ECサイトのリピート顧客を増やすための取り組みとして、CRM(Customer Relationship Management:顧客関係管理)という方法があります。
CRMとは、広い意味では「顧客情報とコミュニケーション記録を管理・活用し、自社と顧客の関係を高めるための取り組み」を指します。狭義では、そのために顧客データを管理・活用するためのシステムやツールのことをCRMと呼ぶこともあります。
いずれにしても、顧客一人一人にパーソナライズしたオファリング(サービスの提案や提供)を展開することで、LTV(Life Time Value:顧客生涯価値)の最大化を図るために、CRMを用いることになります。
例えば、CRM戦略の一環として、メルマガ施策を行う場合、すべての顧客に同じメールを送るよりも、ある条件で顧客を分類(顧客セグメントテーション)し、各セグメントに属する顧客群の関心・興味により近い内容のメールを送るほうが顧客の反応が良くなり、目的とする効果を得られやすくなるでしょう。

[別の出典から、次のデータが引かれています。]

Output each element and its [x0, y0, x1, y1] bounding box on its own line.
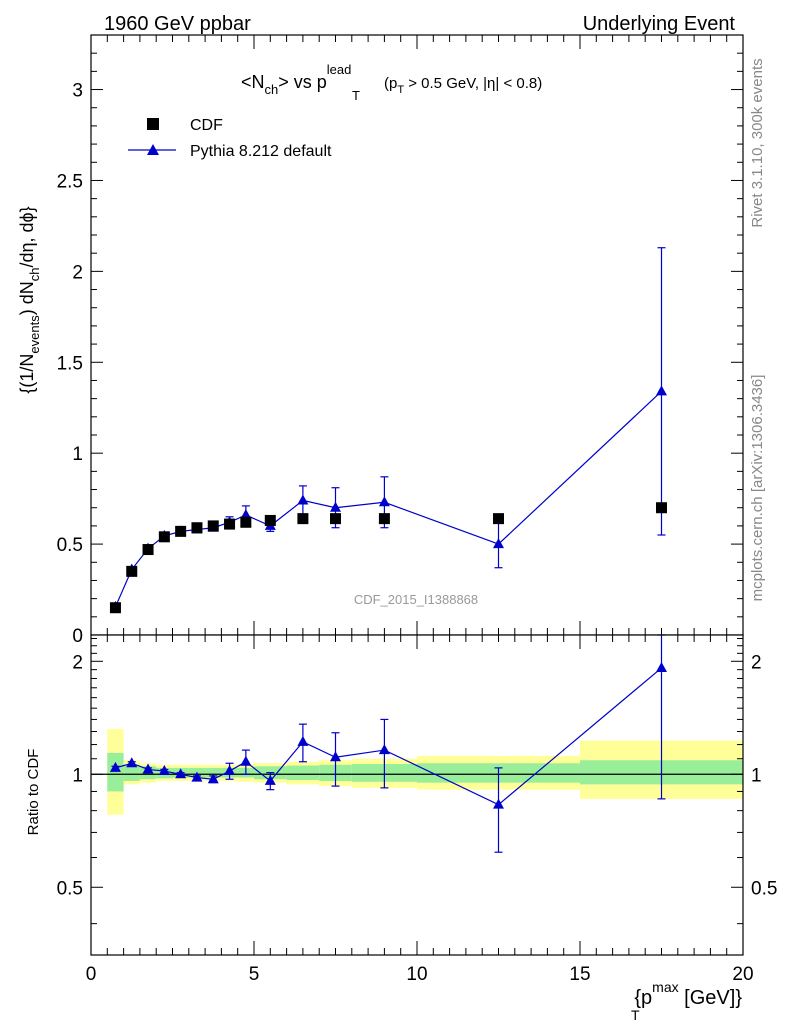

この記事では、インターファクトリーでWebマーケティングを担当している筆者が、CRMの実践に必要な5つの機能とCRMの一環としてのメルマガ施策の具体的な実施手順について解説します。
CRMで成果を出す秘訣は「成功パターン」の発見にあり
EC(オンサイト)ビジネスではありませんが、筆者も過去にオフサイトでのCRMの取り組みによって、期待する成果と売上アップを実現した経験があります。
筆者がかつて勤務していた大手英会話スクールでは、既存顧客のリピート率向上と休眠顧客の掘り起こしを目的として、定期的なメルマガ配信を行っていましたが、なかなか期待する効果を得られずにいました。
そこで、ターゲット全体に一律でメール配信するのではなく、「顧客セグメントを細かく設定して、セグメントごとに異なる内容のメールを送信して、その効果を測定する」という試行錯誤を繰り返した結果、特に効果が高いセグメントとオファーの組み合わせのパターンを見つけ出すことができました。
◆筆者が発見したメルマガ配信の成功パターン(英会話スクール)
・対象セグメント:中上級者向け英会話コースの受講生及び卒業生
・オファー:新しく開設した実践型ビジネス英語コースの無料体験レッスンへの招待
上記の成功パターンを発見してからは、都度の無料体験レッスンで期待どおりの参加者数を集めることができるようになりました。その結果、全体の売上も増えて、まさにCRMの取り組みにおける成功体験となりました。
CRMは顧客一人一人と向き合うため地道で手間がかかる取り組みという印象があるかもしれませんが、施策における成功パターンを発見することができれば、その後の運用の効率が劇的に高まり、売上向上につなげることができるのです。
CRMの施策を支える5つの主要な機能
CRMの施策で使用する主要機能は次の5つです。
◆CRMの施策を支える5つの主要な機能
②会員登録
③ポイントまたはクーポン
④メール配信
⑤会員ランク管理
それぞれの機能はCRM専門のシステムやツールがなくても他の方法で実現することもできますが、システムやツールを使うことで、効率的かつ高度な運用が可能になります。⑤の会員ランク管理は必須の機能ではありませんが、会員ランクをセグメントとして使うことで、CRMの施策の幅が広がります。
例えば、EC会員の購入履歴(購入回数や購入金額)をもとにランク付けし、下記のような会員ランクを設定することにします。
◆会員ランク(例)
・シルバー会員
・ブロンズ会員
それぞれの会員ランクに特典を付与したり、もう少しで会員ランクがアップする顧客に案内メールを送ったりすることで、購買意欲を促進できます。
それでは、CRMの具体的な施策を解説します。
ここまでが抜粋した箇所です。